The defenders won the first race by over seven minutes, the second by 1m 19s and the third by a walkover when Shamrock skipper Robert Wringe got lost in the fog.
"Tommy" Lipton challenged again in 1913 but had to wait until after the Great War to get back on the water with Shamrock lV – a smaller yacht than the earlier challengers – and with William Burton as skipper.
The NYYC defended with Resolute (skipper Charles Francis Adams). Lipton watched Burton steer Shamrock lV home in the first race when Adams was forced to retire.
It was the first victory by a challenger since 1871 – but for Lipton, a hollow one. The challengers went 2-0 ahead. The unthinkable was possible but the defenders, fighting for their lives, came back to win the rest and leave the cup bolted down at the New York Yacht Club.
Ten years on and approaching his 80th birthday, Lipton mounted his last challenge with Shamrock V. Again, this time with Ned Heard – his fifth skipper in as many attempts – at the helm, Lipton failed. They did not win a race in four against New York's Enterprise in the first contest between the new J-Class boats.

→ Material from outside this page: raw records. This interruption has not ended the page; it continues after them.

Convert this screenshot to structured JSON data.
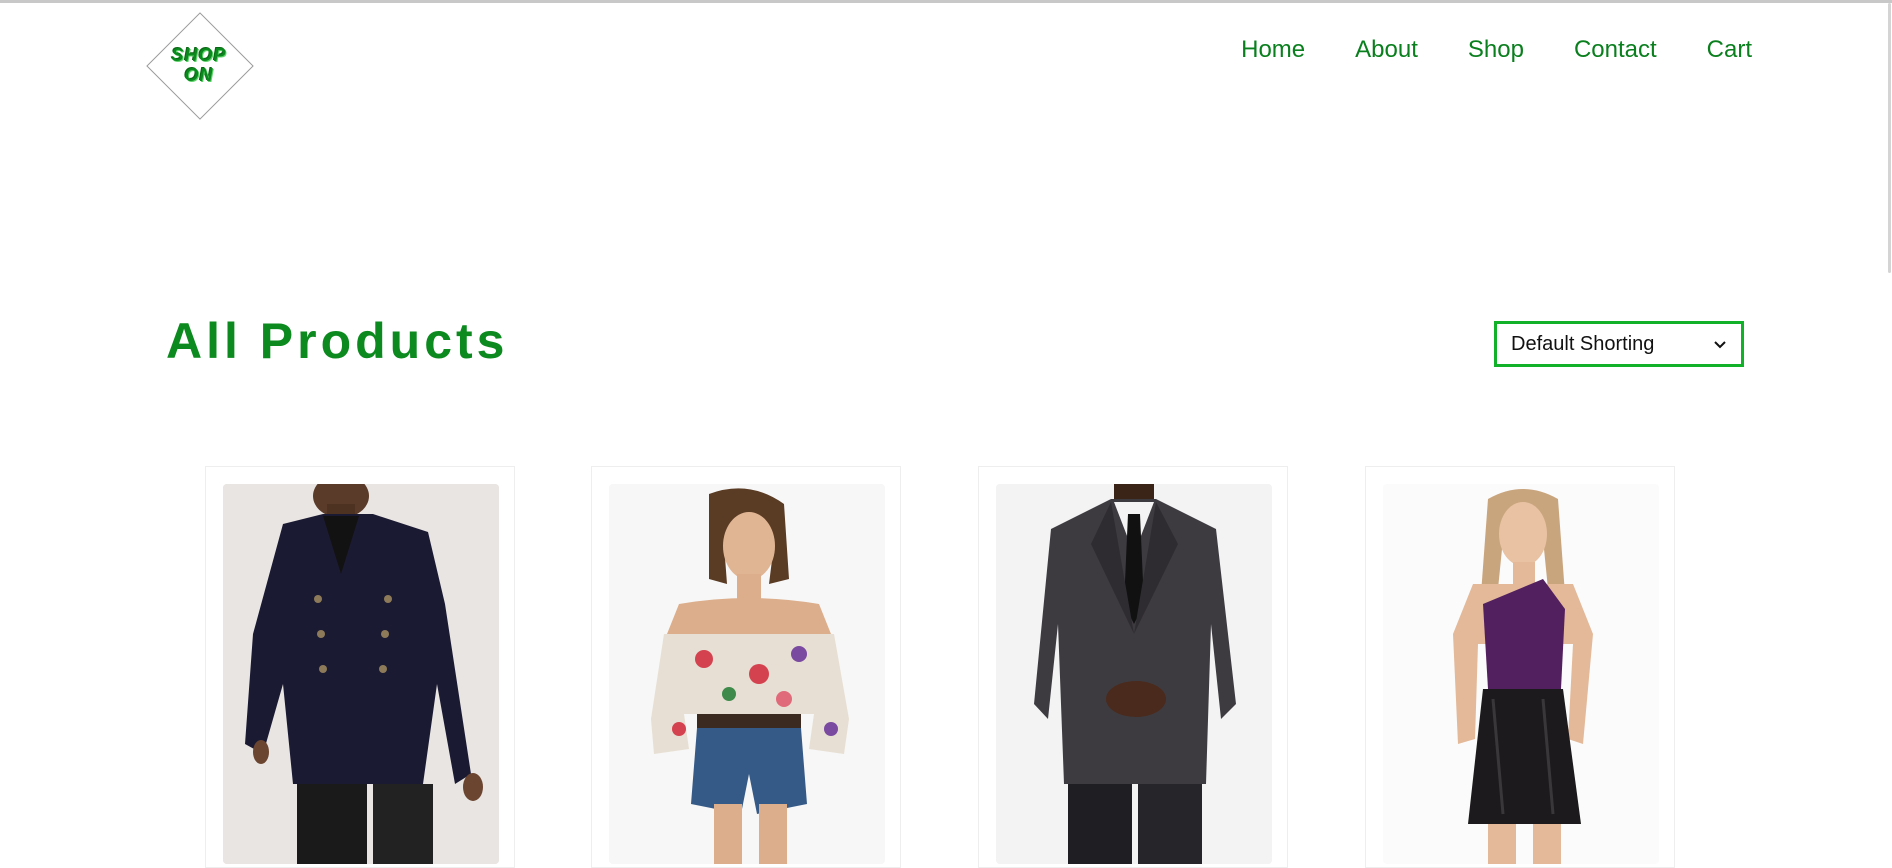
{
  "brand": {
    "logo_text_line1": "SHOP",
    "logo_text_line2": "ON"
  },
  "nav": {
    "items": [
      "Home",
      "About",
      "Shop",
      "Contact",
      "Cart"
    ]
  },
  "main": {
    "title": "All Products",
    "sort": {
      "selected": "Default Shorting"
    }
  },
  "products": [
    {
      "name": "navy double-breasted blazer"
    },
    {
      "name": "floral off-shoulder top"
    },
    {
      "name": "charcoal suit"
    },
    {
      "name": "purple one-shoulder top with leather skirt"
    }
  ],
  "colors": {
    "accent": "#0c8a1f",
    "select_border": "#12b12a"
  }
}
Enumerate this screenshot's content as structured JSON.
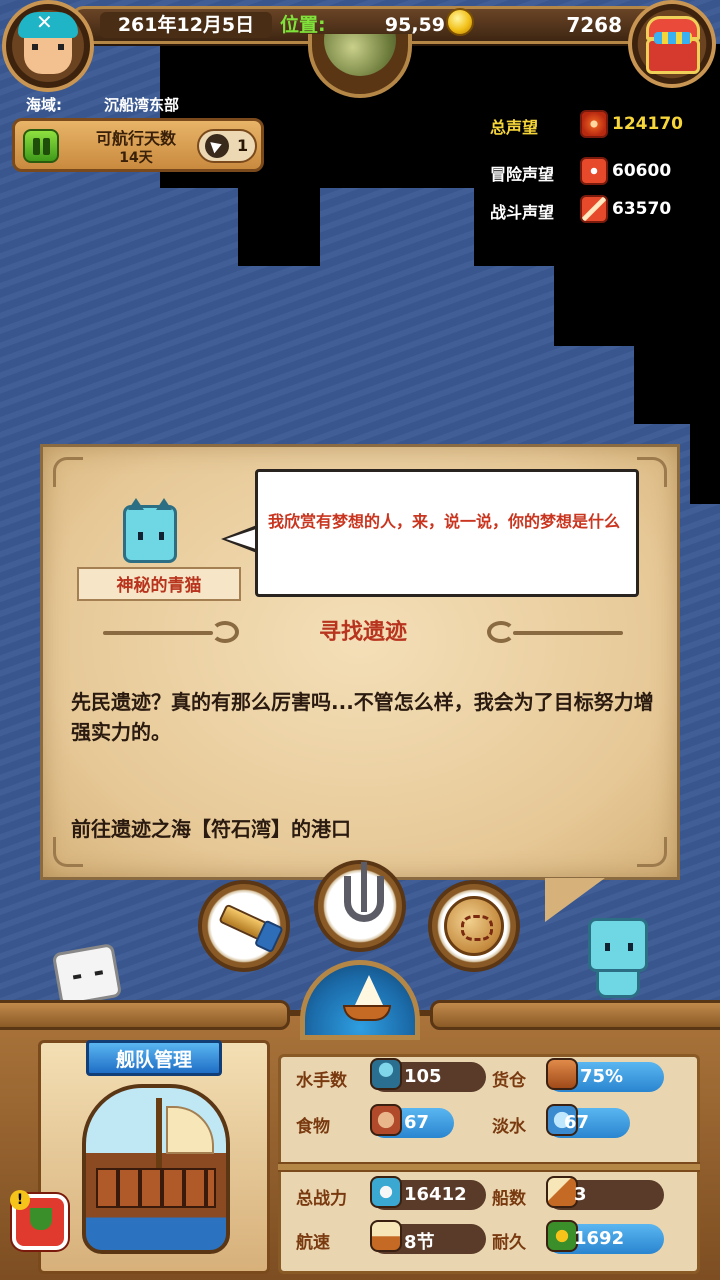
{
  "header": {
    "date": "261年12月5日",
    "position_label": "位置:",
    "position_value": "95,59",
    "gold": "7268",
    "icons": [
      "captain-avatar-icon",
      "coin-icon",
      "globe-icon",
      "treasure-chest-icon"
    ]
  },
  "region": {
    "label": "海域:",
    "name": "沉船湾东部"
  },
  "sailing": {
    "label": "可航行天数",
    "days": "14天",
    "auto_count": "1"
  },
  "reputation": {
    "total_label": "总声望",
    "total_value": "124170",
    "adventure_label": "冒险声望",
    "adventure_value": "60600",
    "battle_label": "战斗声望",
    "battle_value": "63570",
    "colors": {
      "total": "#f6d63b",
      "normal": "#ffffff"
    }
  },
  "quest": {
    "npc_name": "神秘的青猫",
    "speech": "我欣赏有梦想的人，来，说一说，你的梦想是什么",
    "title": "寻找遗迹",
    "body": "先民遗迹？真的有那么厉害吗...不管怎么样，我会为了目标努力增强实力的。",
    "goal": "前往遗迹之海【符石湾】的港口"
  },
  "actions": [
    "telescope-icon",
    "anchor-icon",
    "map-icon",
    "ship-icon"
  ],
  "fleet": {
    "title": "舰队管理",
    "stats": {
      "sailors_label": "水手数",
      "sailors_value": "105",
      "cargo_label": "货仓",
      "cargo_value": "75%",
      "food_label": "食物",
      "food_value": "67",
      "water_label": "淡水",
      "water_value": "67",
      "power_label": "总战力",
      "power_value": "16412",
      "ships_label": "船数",
      "ships_value": "3",
      "speed_label": "航速",
      "speed_value": "8节",
      "durability_label": "耐久",
      "durability_value": "1692"
    }
  }
}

Enterprise was sailed by Harold S. Vanderbilt, the great grandson of the one-time richest man in the world. In the first contest off Newport, Rhode Island, Enterprise won the first two (in a best of seven series) easily, the third by a walkover and the fourth by nearly six minutes. Vanderbilt went on to successfully defend again in 1934 and '37. Lipton, finally, admitted defeat muttering: "I canna win, I canna win." He died before he could challenge again.